Dès votre inscription, vous assisterez à un rendez-vous avec un conseiller France Travail pour élaborer votre projet personnalisé d’accès à l’emploi (PPAE). Ce document prend en compte votre formation, vos compétences, votre situation personnelle ainsi que les opportunités sur le marché du travail local. Il définira aussi les actions que vous devrez mener pour favoriser votre insertion professionnelle : candidatures envoyées, entretiens réalisés, démarches auprès des entreprises… Dans tous les cas, vous aurez à justifier vos recherches en cas de contrôle. Autre démarche à réaliser chaque mois : l’actualisation. C’est l’occasion de déclarer les changements intervenus dans votre situation : reprise d’activité, entrée en formation, arrêt maladie, etc. Sans cette actualisation, le versement de l’allocation peut se voir suspendu. 

Par ailleurs, vous pouvez bénéficier de dispositifs d’accompagnement renforcé. Le contrat d’engagement jeune propose par exemple un suivi intensif avec des activités régulières (immersions en entreprise, formations…). Et rassurez-vous : ce n’est pas parce que vous êtes demandeur d’emploi que vous ne pouvez pas vous absenter ponctuellement. Il est possible de partir en vacances, dans la limite d’un certain nombre de jours par an, à condition d’en informer votre conseiller.

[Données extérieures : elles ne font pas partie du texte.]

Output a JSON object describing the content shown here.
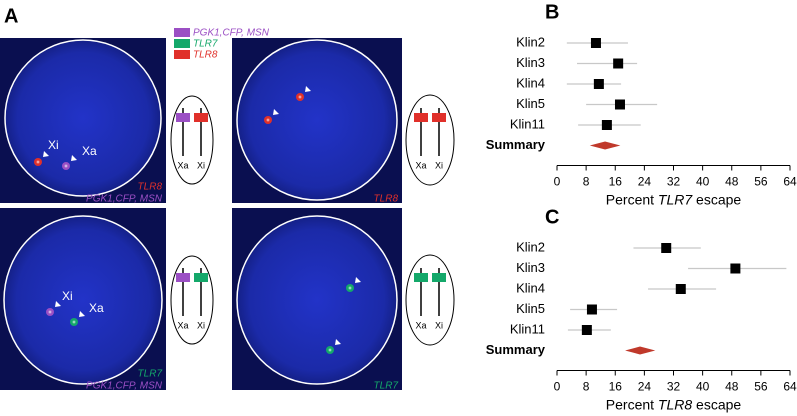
{
  "panel_a": {
    "label": "A",
    "legend": [
      {
        "name": "PGK1,CFP, MSN",
        "color": "#9b4fc4"
      },
      {
        "name": "TLR7",
        "color": "#14a86a"
      },
      {
        "name": "TLR8",
        "color": "#e0302a"
      }
    ],
    "images": [
      {
        "markers": [
          "Xi",
          "Xa"
        ],
        "captions": [
          {
            "text": "TLR8",
            "color": "#e0302a"
          },
          {
            "text": "PGK1,CFP, MSN",
            "color": "#9b4fc4"
          }
        ],
        "chromosomes": [
          {
            "label": "Xa",
            "color": "#9b4fc4"
          },
          {
            "label": "Xi",
            "color": "#e0302a"
          }
        ]
      },
      {
        "markers": [],
        "captions": [
          {
            "text": "TLR8",
            "color": "#e0302a"
          }
        ],
        "chromosomes": [
          {
            "label": "Xa",
            "color": "#e0302a"
          },
          {
            "label": "Xi",
            "color": "#e0302a"
          }
        ]
      },
      {
        "markers": [
          "Xi",
          "Xa"
        ],
        "captions": [
          {
            "text": "TLR7",
            "color": "#14a86a"
          },
          {
            "text": "PGK1,CFP, MSN",
            "color": "#9b4fc4"
          }
        ],
        "chromosomes": [
          {
            "label": "Xa",
            "color": "#9b4fc4"
          },
          {
            "label": "Xi",
            "color": "#14a86a"
          }
        ]
      },
      {
        "markers": [],
        "captions": [
          {
            "text": "TLR7",
            "color": "#14a86a"
          }
        ],
        "chromosomes": [
          {
            "label": "Xa",
            "color": "#14a86a"
          },
          {
            "label": "Xi",
            "color": "#14a86a"
          }
        ]
      }
    ]
  },
  "chart_data": [
    {
      "type": "forest",
      "label": "B",
      "categories": [
        "Klin2",
        "Klin3",
        "Klin4",
        "Klin5",
        "Klin11"
      ],
      "values": [
        10.7,
        16.8,
        11.5,
        17.3,
        13.7
      ],
      "lower": [
        2.7,
        5.5,
        2.7,
        8,
        5.8
      ],
      "upper": [
        19.5,
        22,
        17.6,
        27.5,
        23
      ],
      "summary_label": "Summary",
      "summary": {
        "value": 13.2,
        "lower": 9,
        "upper": 17.4
      },
      "xlim": [
        0,
        64
      ],
      "xticks": [
        0,
        8,
        16,
        24,
        32,
        40,
        48,
        56,
        64
      ],
      "xlabel": "Percent TLR7 escape",
      "marker_color": "#000000",
      "summary_color": "#c0392b"
    },
    {
      "type": "forest",
      "label": "C",
      "categories": [
        "Klin2",
        "Klin3",
        "Klin4",
        "Klin5",
        "Klin11"
      ],
      "values": [
        30,
        49,
        34,
        9.6,
        8.2
      ],
      "lower": [
        21,
        36,
        25,
        3.6,
        3
      ],
      "upper": [
        39.5,
        63,
        43.7,
        16.5,
        14.8
      ],
      "summary_label": "Summary",
      "summary": {
        "value": 22.8,
        "lower": 18.7,
        "upper": 27
      },
      "xlim": [
        0,
        64
      ],
      "xticks": [
        0,
        8,
        16,
        24,
        32,
        40,
        48,
        56,
        64
      ],
      "xlabel": "Percent TLR8 escape",
      "marker_color": "#000000",
      "summary_color": "#c0392b"
    }
  ]
}
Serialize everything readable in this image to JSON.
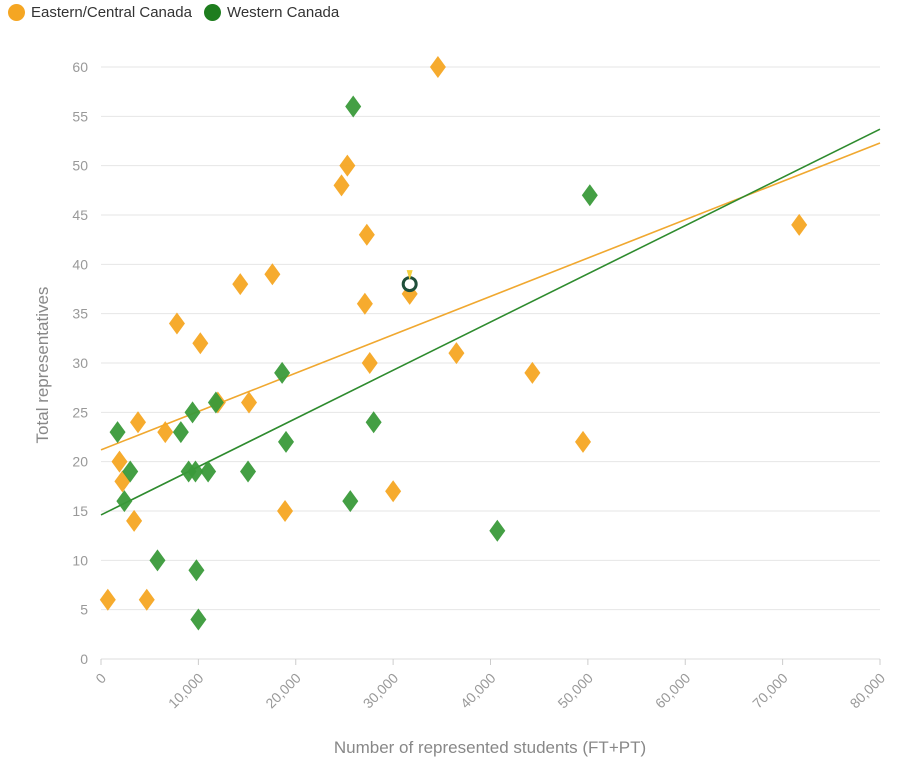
{
  "legend": {
    "items": [
      {
        "label": "Eastern/Central Canada",
        "color": "#f5a623"
      },
      {
        "label": "Western Canada",
        "color": "#1e7d1e"
      }
    ]
  },
  "chart_data": {
    "type": "scatter",
    "xlabel": "Number of represented students (FT+PT)",
    "ylabel": "Total representatives",
    "xlim": [
      0,
      80000
    ],
    "ylim": [
      0,
      60
    ],
    "x_ticks": [
      "0",
      "10,000",
      "20,000",
      "30,000",
      "40,000",
      "50,000",
      "60,000",
      "70,000",
      "80,000"
    ],
    "y_ticks": [
      "0",
      "5",
      "10",
      "15",
      "20",
      "25",
      "30",
      "35",
      "40",
      "45",
      "50",
      "55",
      "60"
    ],
    "grid": true,
    "legend_position": "top-left",
    "marker": "diamond",
    "series": [
      {
        "name": "Eastern/Central Canada",
        "color": "#f5a623",
        "points": [
          [
            700,
            6
          ],
          [
            1900,
            20
          ],
          [
            2200,
            18
          ],
          [
            3400,
            14
          ],
          [
            3800,
            24
          ],
          [
            4700,
            6
          ],
          [
            6600,
            23
          ],
          [
            7800,
            34
          ],
          [
            10200,
            32
          ],
          [
            12000,
            26
          ],
          [
            14300,
            38
          ],
          [
            15200,
            26
          ],
          [
            17600,
            39
          ],
          [
            18900,
            15
          ],
          [
            24700,
            48
          ],
          [
            25300,
            50
          ],
          [
            27100,
            36
          ],
          [
            27300,
            43
          ],
          [
            27600,
            30
          ],
          [
            30000,
            17
          ],
          [
            31700,
            37
          ],
          [
            34600,
            60
          ],
          [
            36500,
            31
          ],
          [
            44300,
            29
          ],
          [
            49500,
            22
          ],
          [
            71700,
            44
          ]
        ],
        "trendline": [
          [
            0,
            21.2
          ],
          [
            80000,
            52.3
          ]
        ]
      },
      {
        "name": "Western Canada",
        "color": "#3a9a3a",
        "points": [
          [
            1700,
            23
          ],
          [
            2400,
            16
          ],
          [
            3000,
            19
          ],
          [
            5800,
            10
          ],
          [
            8200,
            23
          ],
          [
            9000,
            19
          ],
          [
            9400,
            25
          ],
          [
            9800,
            9
          ],
          [
            9700,
            19
          ],
          [
            10000,
            4
          ],
          [
            11000,
            19
          ],
          [
            11800,
            26
          ],
          [
            15100,
            19
          ],
          [
            18600,
            29
          ],
          [
            19000,
            22
          ],
          [
            25600,
            16
          ],
          [
            25900,
            56
          ],
          [
            28000,
            24
          ],
          [
            40700,
            13
          ],
          [
            50200,
            47
          ]
        ],
        "trendline": [
          [
            0,
            14.6
          ],
          [
            80000,
            53.7
          ]
        ]
      }
    ],
    "annotation_point": {
      "x": 31700,
      "y": 38
    }
  }
}
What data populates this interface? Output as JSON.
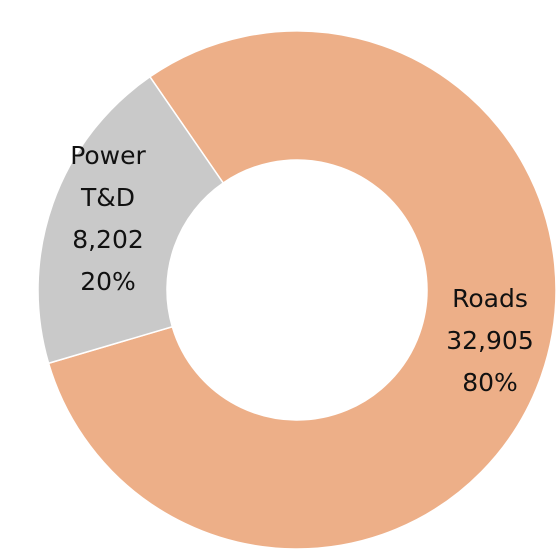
{
  "chart_data": {
    "type": "donut",
    "categories": [
      "Roads",
      "Power T&D"
    ],
    "values": [
      32905,
      8202
    ],
    "value_labels": [
      "32,905",
      "8,202"
    ],
    "percent_labels": [
      "80%",
      "20%"
    ],
    "colors": [
      "#edaf88",
      "#c9c9c9"
    ]
  }
}
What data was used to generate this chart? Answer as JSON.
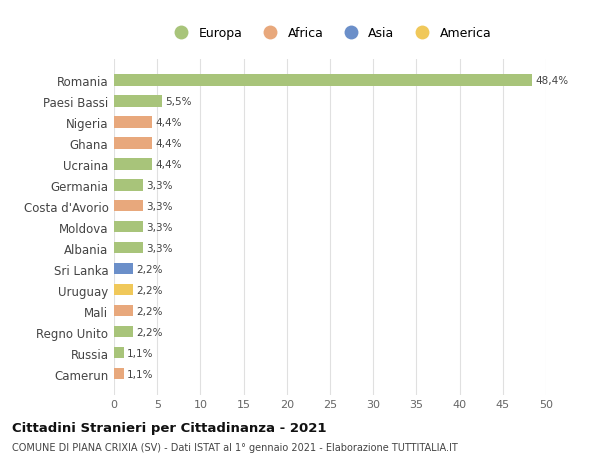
{
  "title1": "Cittadini Stranieri per Cittadinanza - 2021",
  "title2": "COMUNE DI PIANA CRIXIA (SV) - Dati ISTAT al 1° gennaio 2021 - Elaborazione TUTTITALIA.IT",
  "categories": [
    "Romania",
    "Paesi Bassi",
    "Nigeria",
    "Ghana",
    "Ucraina",
    "Germania",
    "Costa d'Avorio",
    "Moldova",
    "Albania",
    "Sri Lanka",
    "Uruguay",
    "Mali",
    "Regno Unito",
    "Russia",
    "Camerun"
  ],
  "values": [
    48.4,
    5.5,
    4.4,
    4.4,
    4.4,
    3.3,
    3.3,
    3.3,
    3.3,
    2.2,
    2.2,
    2.2,
    2.2,
    1.1,
    1.1
  ],
  "labels": [
    "48,4%",
    "5,5%",
    "4,4%",
    "4,4%",
    "4,4%",
    "3,3%",
    "3,3%",
    "3,3%",
    "3,3%",
    "2,2%",
    "2,2%",
    "2,2%",
    "2,2%",
    "1,1%",
    "1,1%"
  ],
  "colors": [
    "#a8c47a",
    "#a8c47a",
    "#e8a87c",
    "#e8a87c",
    "#a8c47a",
    "#a8c47a",
    "#e8a87c",
    "#a8c47a",
    "#a8c47a",
    "#6b8fc9",
    "#f0c85a",
    "#e8a87c",
    "#a8c47a",
    "#a8c47a",
    "#e8a87c"
  ],
  "continent_colors": {
    "Europa": "#a8c47a",
    "Africa": "#e8a87c",
    "Asia": "#6b8fc9",
    "America": "#f0c85a"
  },
  "xlim": [
    0,
    50
  ],
  "xticks": [
    0,
    5,
    10,
    15,
    20,
    25,
    30,
    35,
    40,
    45,
    50
  ],
  "background_color": "#ffffff",
  "grid_color": "#e0e0e0"
}
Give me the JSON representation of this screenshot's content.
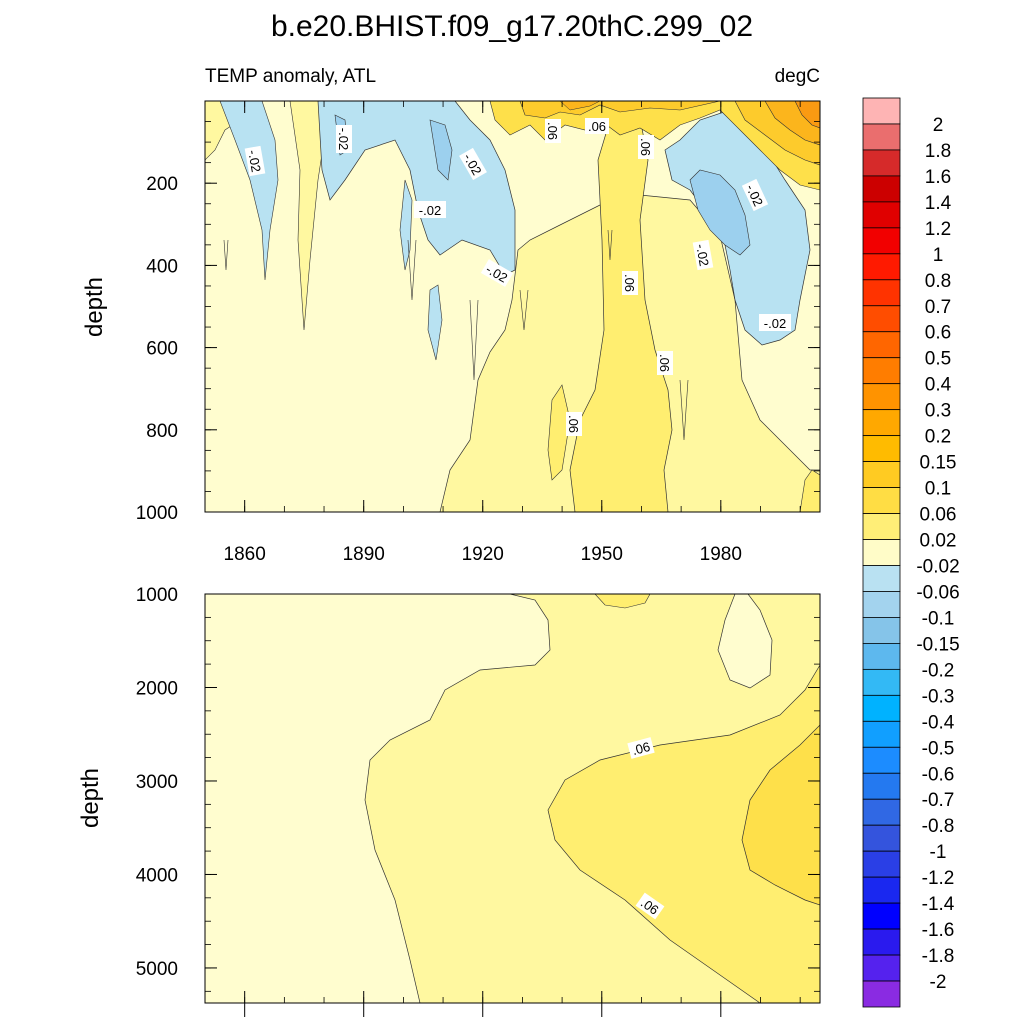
{
  "figure": {
    "title": "b.e20.BHIST.f09_g17.20thC.299_02",
    "subtitle_left": "TEMP anomaly, ATL",
    "subtitle_right": "degC"
  },
  "chart_data": [
    {
      "type": "heatmap",
      "panel": "upper",
      "title": "TEMP anomaly, ATL",
      "units": "degC",
      "xlabel": "",
      "ylabel": "depth",
      "x_ticks": [
        "1860",
        "1890",
        "1920",
        "1950",
        "1980"
      ],
      "y_ticks": [
        "200",
        "400",
        "600",
        "800",
        "1000"
      ],
      "xlim": [
        1850,
        2005
      ],
      "ylim": [
        1000,
        0
      ],
      "contour_labels": [
        ".06",
        ".06",
        ".06",
        ".06",
        ".06",
        ".06",
        "-.02",
        "-.02",
        "-.02",
        "-.02",
        "-.02",
        "-.02",
        "-.02"
      ],
      "colors": {
        "neg_002_006": "#b8e2f2",
        "neg_006_010": "#9cd0ee",
        "pos_002_minus": "#fffdcf",
        "pos_002_006": "#fff8a0",
        "pos_006_010": "#ffee70",
        "pos_010_015": "#fee04a",
        "pos_015_020": "#fdcb2c",
        "pos_020_030": "#fcb51c",
        "pos_030_040": "#fa9a12"
      }
    },
    {
      "type": "heatmap",
      "panel": "lower",
      "xlabel": "",
      "ylabel": "depth",
      "y_ticks": [
        "1000",
        "2000",
        "3000",
        "4000",
        "5000"
      ],
      "xlim": [
        1850,
        2005
      ],
      "ylim": [
        5375,
        1000
      ],
      "contour_labels": [
        ".06",
        ".06"
      ]
    }
  ],
  "colorbar": {
    "labels": [
      "2",
      "1.8",
      "1.6",
      "1.4",
      "1.2",
      "1",
      "0.8",
      "0.7",
      "0.6",
      "0.5",
      "0.4",
      "0.3",
      "0.2",
      "0.15",
      "0.1",
      "0.06",
      "0.02",
      "-0.02",
      "-0.06",
      "-0.1",
      "-0.15",
      "-0.2",
      "-0.3",
      "-0.4",
      "-0.5",
      "-0.6",
      "-0.7",
      "-0.8",
      "-1",
      "-1.2",
      "-1.4",
      "-1.6",
      "-1.8",
      "-2"
    ],
    "colors": [
      "#feb4b4",
      "#ea6e6e",
      "#d62a2a",
      "#cc0000",
      "#e00000",
      "#f20000",
      "#ff1a00",
      "#ff3300",
      "#ff4d00",
      "#ff6600",
      "#ff7d00",
      "#ff9300",
      "#ffa800",
      "#ffbb00",
      "#ffcb22",
      "#ffdd44",
      "#ffee77",
      "#fffcc8",
      "#b9e1f2",
      "#a3d3ee",
      "#85c4e9",
      "#5db8ee",
      "#33b9f5",
      "#00b2ff",
      "#119fff",
      "#1c8cff",
      "#2479f0",
      "#3068e4",
      "#3454dd",
      "#2a3fe6",
      "#1a28f0",
      "#0000ff",
      "#2a1aee",
      "#5522ee",
      "#8a2be2"
    ]
  }
}
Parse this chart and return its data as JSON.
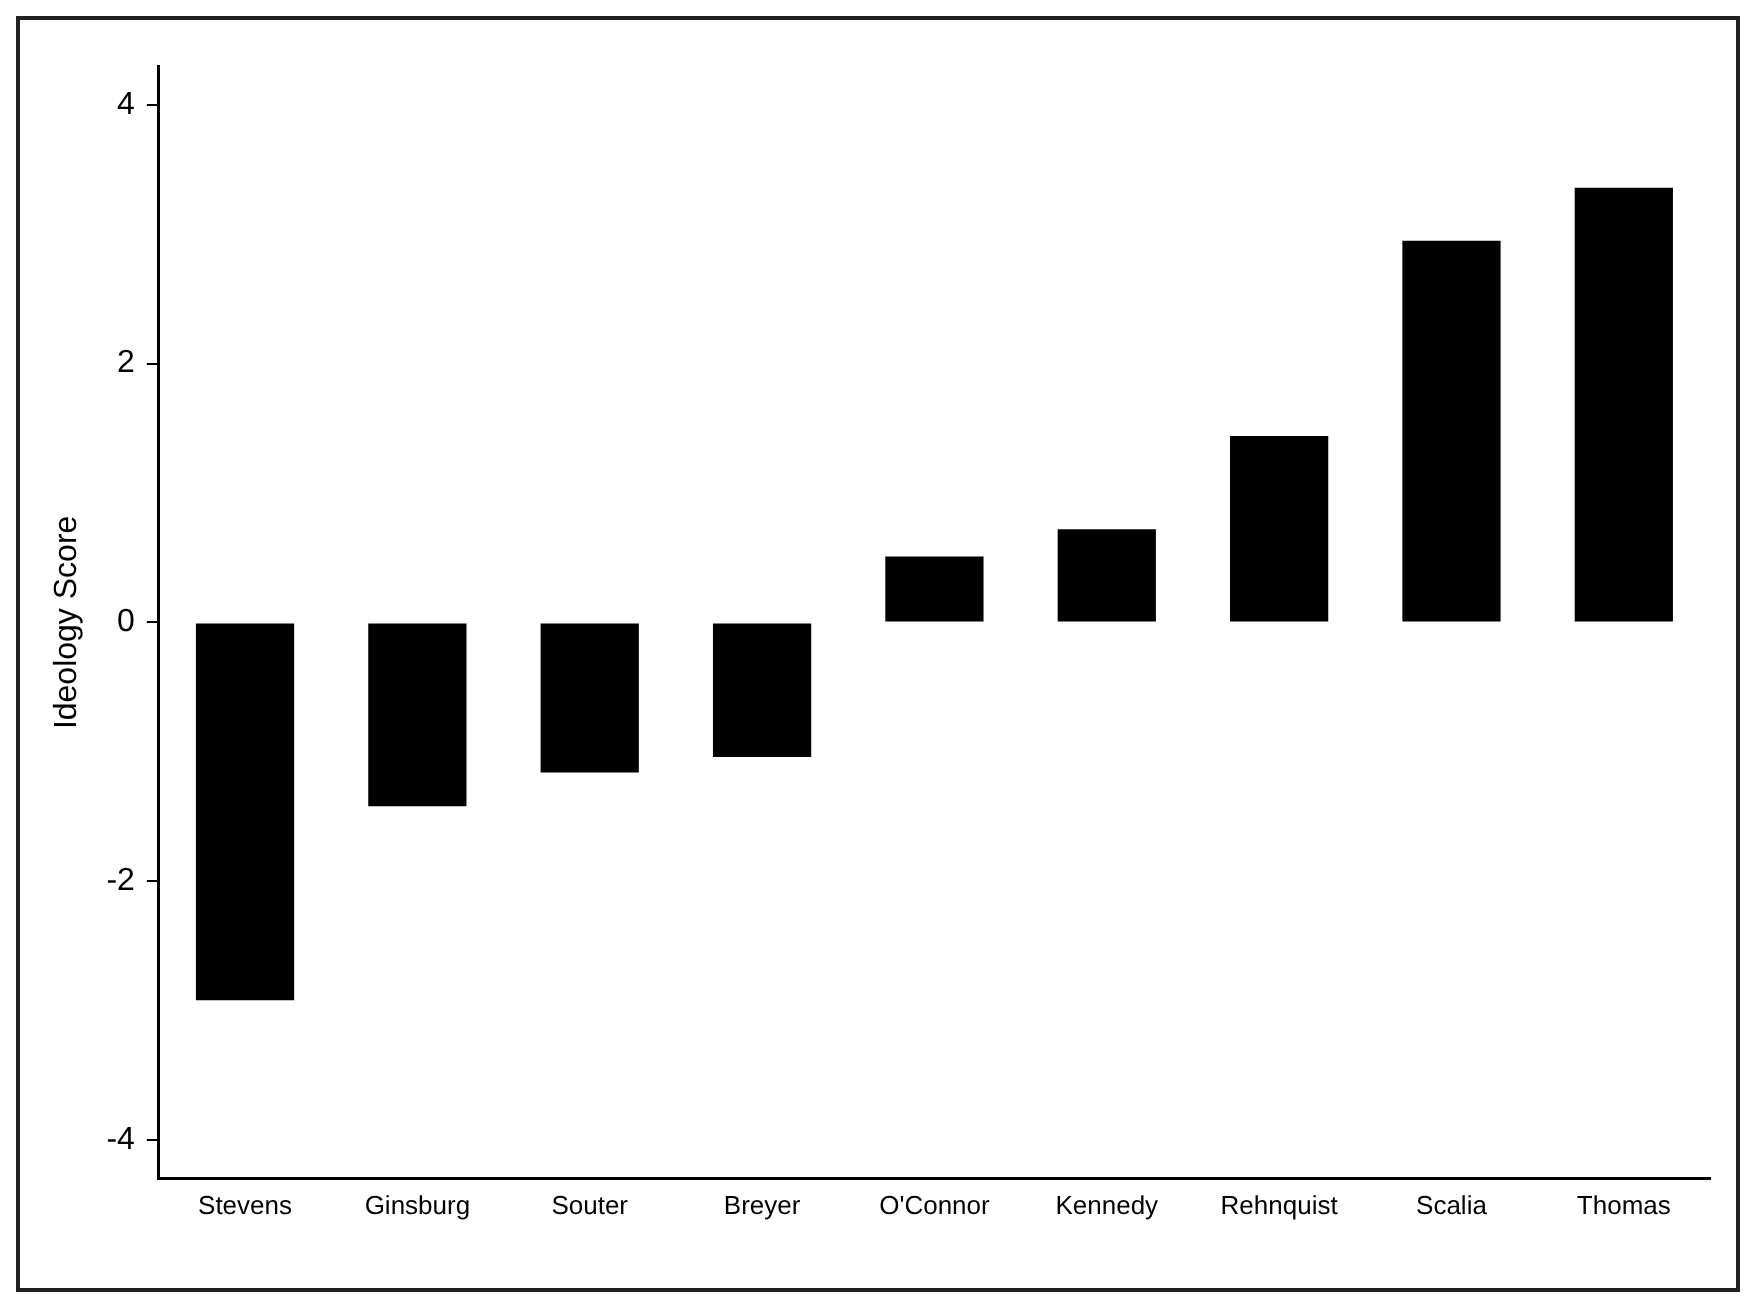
{
  "chart_data": {
    "type": "bar",
    "ylabel": "Ideology Score",
    "categories": [
      "Stevens",
      "Ginsburg",
      "Souter",
      "Breyer",
      "O'Connor",
      "Kennedy",
      "Rehnquist",
      "Scalia",
      "Thomas"
    ],
    "values": [
      -2.92,
      -1.42,
      -1.16,
      -1.04,
      0.51,
      0.72,
      1.44,
      2.95,
      3.36
    ],
    "color": "#000000",
    "ylim": [
      -4.3,
      4.3
    ],
    "yticks": [
      -4,
      -2,
      0,
      2,
      4
    ],
    "grid": false,
    "legend": false
  }
}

En cas de non-respect de vos obligations, des sanctions peuvent s’appliquer. Une absence non justifiée à un rendez-vous, un défaut d’actualisation ou un refus répété d’offres d’emploi « raisonnables » peuvent entraîner une suspension, voire une suppression, de l’allocation. 

Focus

Études et allocations chômage, ça se cumule ?

Pour obtenir le statut de demandeur d’emploi, vous devez prouver que vous êtes disponible immédiatement pour exercer. Des études paraissent donc peu cohérentes avec ce statut. En pratique, vous pouvez, sous certaines conditions, percevoir l’ARE. Si vous remplissez les conditions d’accès aux allocations chômage (durée du travail, type d’emploi…) et que votre formation vous permet de rechercher un emploi en parallèle (volume horaire, assiduité…), France Travail pourra vous considérer « disponible » sur le marché du travail.